Cidadãos de toda a Europa Ocidental viajaram de carro ou minivan para as fronteiras europeias da Ucrânia para ajudar os refugiados a encontrar novos lares. Cerca de 2,95 milhões de ucranianos fugiram da terra natal desde o início do conflito, incluindo 1,8 milhão na Polônia, segundo a agência de refugiados da ONU. Desses, cerca de 300 mil foram para a Europa Ocidental.

‘Meu coração está partido’

Em Nadarzyn, um taxista brincava com a bebê Vera, filha de Olga, enquanto outro carregava uma garotinha com uma mochila colorida nos ombros, cumprimentando-a com brinquedos e doces trazidos da Espanha.

O comboio de táxis, com dois motoristas em cada veículo, deixou a capital espanhola Madrid na sexta-feira. Com mais de 3.300 km, a viagem de ida e volta durou 40 horas e foi organizada em menos de uma semana pelos próprios motoristas. Eles estimaram o custo em 50 mil euros, que, segundo eles, foi financiado por eles mesmos e por doações adicionais.

— No começo eu estava organizando a viagem só para mim, mas fiquei sabendo que outros colegas também queriam ajudar e tirar as pessoas daquele inferno — disse o motorista Javier Hernandez, que disse ter perdido um amigo ucraniano nos combates há alguns dias.

Pablo Ucero, um motorista de 58 anos, ficou emocionado ao falar sobre o assunto.

— Meu coração está partido por eles. Ninguém deveria ter que passar por algo assim.

A iniciativa deles é apenas uma das muitas que estão surgindo na Espanha e na Europa com o objetivo de ajudar os refugiados. Mayte Pérez, 51, seu marido e quatro vizinhos voltaram da Polônia para a Espanha na sexta-feira com sete refugiados.

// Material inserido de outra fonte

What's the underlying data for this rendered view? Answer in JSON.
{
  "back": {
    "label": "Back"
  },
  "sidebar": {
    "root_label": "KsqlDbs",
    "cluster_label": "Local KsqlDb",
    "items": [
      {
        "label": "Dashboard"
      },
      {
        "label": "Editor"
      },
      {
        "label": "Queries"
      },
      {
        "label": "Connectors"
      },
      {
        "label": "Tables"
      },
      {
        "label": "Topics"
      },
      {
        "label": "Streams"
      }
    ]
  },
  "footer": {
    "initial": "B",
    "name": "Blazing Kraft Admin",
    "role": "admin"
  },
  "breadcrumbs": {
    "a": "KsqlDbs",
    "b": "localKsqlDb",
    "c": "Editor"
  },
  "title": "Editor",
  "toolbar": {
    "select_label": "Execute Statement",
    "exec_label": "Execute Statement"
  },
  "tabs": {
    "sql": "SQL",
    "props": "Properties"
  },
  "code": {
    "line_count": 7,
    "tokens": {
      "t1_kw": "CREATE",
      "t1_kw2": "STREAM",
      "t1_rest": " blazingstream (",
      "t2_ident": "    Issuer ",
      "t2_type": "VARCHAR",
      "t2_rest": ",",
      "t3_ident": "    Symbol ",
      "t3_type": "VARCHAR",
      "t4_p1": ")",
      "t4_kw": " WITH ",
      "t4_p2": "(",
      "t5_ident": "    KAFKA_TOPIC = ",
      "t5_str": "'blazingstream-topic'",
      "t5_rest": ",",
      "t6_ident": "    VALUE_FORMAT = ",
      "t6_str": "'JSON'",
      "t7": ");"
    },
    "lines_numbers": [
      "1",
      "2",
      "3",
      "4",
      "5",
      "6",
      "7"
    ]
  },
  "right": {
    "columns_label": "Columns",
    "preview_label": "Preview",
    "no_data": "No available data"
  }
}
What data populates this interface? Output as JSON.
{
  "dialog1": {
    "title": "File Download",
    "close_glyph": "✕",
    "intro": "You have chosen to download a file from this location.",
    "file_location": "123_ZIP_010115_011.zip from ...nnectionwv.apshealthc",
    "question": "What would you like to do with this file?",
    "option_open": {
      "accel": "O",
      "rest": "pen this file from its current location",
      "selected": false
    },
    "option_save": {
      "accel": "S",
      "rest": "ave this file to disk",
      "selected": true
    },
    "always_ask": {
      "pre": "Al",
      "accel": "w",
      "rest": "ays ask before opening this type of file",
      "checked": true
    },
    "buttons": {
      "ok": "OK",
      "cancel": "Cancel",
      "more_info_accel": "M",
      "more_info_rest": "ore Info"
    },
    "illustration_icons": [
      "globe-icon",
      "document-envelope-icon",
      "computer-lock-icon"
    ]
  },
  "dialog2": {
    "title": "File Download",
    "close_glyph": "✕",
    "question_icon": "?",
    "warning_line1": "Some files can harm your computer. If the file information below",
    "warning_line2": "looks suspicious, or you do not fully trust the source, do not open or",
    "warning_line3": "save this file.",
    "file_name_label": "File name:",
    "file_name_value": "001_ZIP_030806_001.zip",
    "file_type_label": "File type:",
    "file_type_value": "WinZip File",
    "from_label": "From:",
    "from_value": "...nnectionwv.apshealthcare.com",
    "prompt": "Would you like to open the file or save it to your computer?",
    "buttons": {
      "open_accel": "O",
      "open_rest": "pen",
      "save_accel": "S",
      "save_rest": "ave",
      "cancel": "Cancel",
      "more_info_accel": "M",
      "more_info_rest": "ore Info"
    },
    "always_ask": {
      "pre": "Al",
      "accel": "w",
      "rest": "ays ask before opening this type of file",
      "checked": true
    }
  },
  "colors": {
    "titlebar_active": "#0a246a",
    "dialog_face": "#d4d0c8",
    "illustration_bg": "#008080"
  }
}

Quatro deles — uma mãe, seus dois filhos e uma menina que veio sozinha — vão morar em um apartamento cedido por um vizinho em San Clodio, no norte da Espanha. Pérez disse que não perguntou a seus passageiros sobre o que aconteceu antes de se encontrarem na Polônia.

— Tenho medo de machucá-los — disse ela por telefone a caminho de volta à Espanha.

Os taxistas esperavam retornar na manhã desta quarta-feira a Madri, onde os refugiados seriam examinados por médicos e autoridades espanholas antes de serem postos em acomodações temporárias.

— Alguns de nossos motoristas já estão falando em fazer a rota novamente. Salvamos 140 vidas e você não pode colocar um preço nisso — disse José Miguel Funez, porta-voz da Federação de Táxis Profissionais de Madri.

Na Espanha, os ucranianos devem receber ordens de proteção temporária da União Europeia que lhes permitam obter rapidamente autorizações de residência e trabalho.

O Ministério da Inclusão da Espanha disse que em meados da semana passada, mil ucranianos haviam entrado na rede de recepção estatal, embora muito mais estivessem entrando com a ajuda de familiares e amigos. As autoridades enfatizaram a necessidade de planear, coordenar e formalizar a chegada de refugiados em Espanha para garantir a sua segurança, sobretudo no caso das crianças.